YOUR MAN(or woman for that matter).
Now before you scoff and roll your eyes....let me explain. A lot of bride-to-be's tend to take over the wedding planning right away. All they expect the groom to do is show up.....annnndddd maybe pay too, haha. You would be surprised though, what including your significant other in on the plans will do. It helps immensely. Even if you are a control freak (like me), having someone help you with all of it takes a huge weight off your chest. When my fiance proposed, I didn't even know where to start. However I figured that this isn't something that Google and some great gal pals can help me with. Much to my surprise, the first week we were engaged, this guy had spreadsheets and all that jazz to ready to go. My initial reaction was, "What on God's green?!"
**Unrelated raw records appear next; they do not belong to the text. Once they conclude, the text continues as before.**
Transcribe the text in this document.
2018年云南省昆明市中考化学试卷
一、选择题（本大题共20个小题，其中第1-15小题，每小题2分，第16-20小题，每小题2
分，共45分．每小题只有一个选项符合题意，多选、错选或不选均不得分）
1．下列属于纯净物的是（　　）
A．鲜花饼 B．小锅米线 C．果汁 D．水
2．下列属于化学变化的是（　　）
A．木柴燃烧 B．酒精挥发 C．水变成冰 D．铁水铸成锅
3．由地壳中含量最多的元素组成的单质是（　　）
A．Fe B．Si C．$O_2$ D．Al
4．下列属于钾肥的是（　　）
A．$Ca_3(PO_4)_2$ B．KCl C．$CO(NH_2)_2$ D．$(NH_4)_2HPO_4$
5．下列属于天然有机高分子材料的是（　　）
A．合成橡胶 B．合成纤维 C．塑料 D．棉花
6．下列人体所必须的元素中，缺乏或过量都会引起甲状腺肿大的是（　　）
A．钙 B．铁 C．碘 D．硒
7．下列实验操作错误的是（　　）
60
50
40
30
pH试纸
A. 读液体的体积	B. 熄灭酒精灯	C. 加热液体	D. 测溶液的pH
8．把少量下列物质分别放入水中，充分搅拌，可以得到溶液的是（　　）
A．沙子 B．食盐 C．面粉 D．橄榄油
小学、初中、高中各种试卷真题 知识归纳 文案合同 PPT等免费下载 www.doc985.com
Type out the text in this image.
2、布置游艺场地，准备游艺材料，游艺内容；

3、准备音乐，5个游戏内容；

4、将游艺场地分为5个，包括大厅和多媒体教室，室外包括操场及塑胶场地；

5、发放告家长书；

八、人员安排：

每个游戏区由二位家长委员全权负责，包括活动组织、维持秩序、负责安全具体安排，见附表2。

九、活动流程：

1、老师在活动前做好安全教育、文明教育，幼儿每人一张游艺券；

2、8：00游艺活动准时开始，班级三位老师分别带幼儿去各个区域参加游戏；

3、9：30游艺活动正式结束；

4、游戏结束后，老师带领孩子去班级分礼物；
My first wedding was a simple civil ceremony with a "reception" at my Dad's house where we basically grilled out and drank. My fiance's first wedding was much like what was described earlier; his ex required him to show up. She handled all the details. He desperately wanted to do things differently this go around, and for a girl who knows nothing about planning for a wedding......I wasn't about to stop him. Even though the process was still stressful at times, having him there helping, stopped me from pulling out my hair. He had fresh ideas and concepts that he was constantly bringing up. Things that I hadn't even thought of! Out of the two of us, he definitely has an eye for fashion and what looks good....so I trusted his judgement. Not too mention, even though he has seen sketches of my dress, he doesn't know what it looks like for real. He ended up giving me some great insight on what style and he thought would look best on me. It was great having him take control when talking with vendors because he knew exactly what questions to ask....and would follow up with what questions I may have missed. Having someone to share all of this with kept me sane.
Bottom line is this....
Don't forget what you are doing this all for. To bind your love together and start a new life together. Unless you plan to start this whole life excluding your significant other....why would you exclude them from the actual process? Remember....your wedding day is just that.....a day. After all the festivities are done and over with, it's just you and your significant other. You will have to lean on each other at times, ask advice, and plan things together. So why not start out your marriage with something you planned TOGETHER. Leave your bridezilla at the door. You would be surprised how much closer you will get going through this process together.